Home Depot tops estimates as sales surge 25%, but shares fall on worries pandemic gains won’t last

Business

People wear protective face masks outside Home Depot in the Flatiron district as the city continues Phase 4 of re-opening following restrictions imposed to slow the spread of coronavirus on August 8, 2020 in New York City.

Noam Galai | Getty Images

Home Depot‘s fourth-quarter earnings surged past investors’ expectations on Tuesday, as consumers continued to invest in their homes due to the pandemic and strength of the real estate market.

Shares are down nearly 2% in premarket trading, after the company did not provide an outlook.

Here’s how the company did for the quarter ended Jan. 31: 

  • Earnings per share: $2.65. vs. $2.62, expected, based on Refinitiv’s consensus estimates
  • Revenue: $32.26 billion vs.  $30.73 billion, expected, according to Refinitiv

Home Depot’s net income rose to $2.86 billion, or $2.65 per share, up from $2.48 billion, or $2.28 per share, a year earlier. Analysts surveyed by Refinitiv expected earnings per share of $2.62.

Net sales rose 25% to $32.26 billion, from $25.78 billion, reported a year ago. The retailer exceeded analysts’ expectations of $30.73 billion.

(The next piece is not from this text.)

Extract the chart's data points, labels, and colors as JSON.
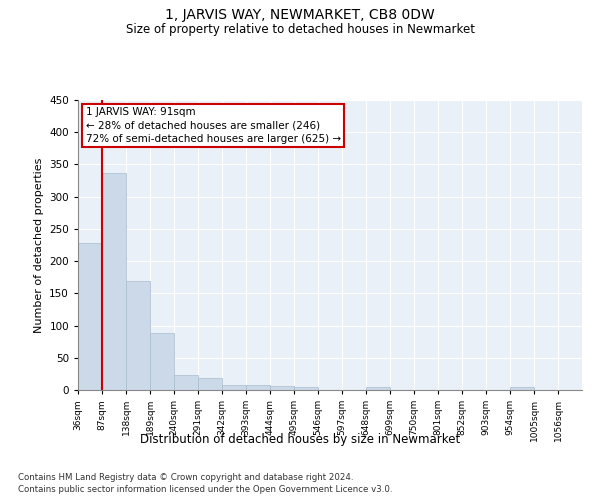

Its U.S. same-store sales jumped by 25%. Its overall same-store sales grew by 24.5%, higher than the 19.2% growth that analysts expected, according to a StreetAccount survey. The growth is in line with what Home Depot reported during the second and third quarter, when it benefited from keeping doors open as an essential retailer.

Home Depot also announced Tuesday that its board of directors has approved a 10% increase in its quarterly dividend to $1.65 per share.

This story is developing and will be updated.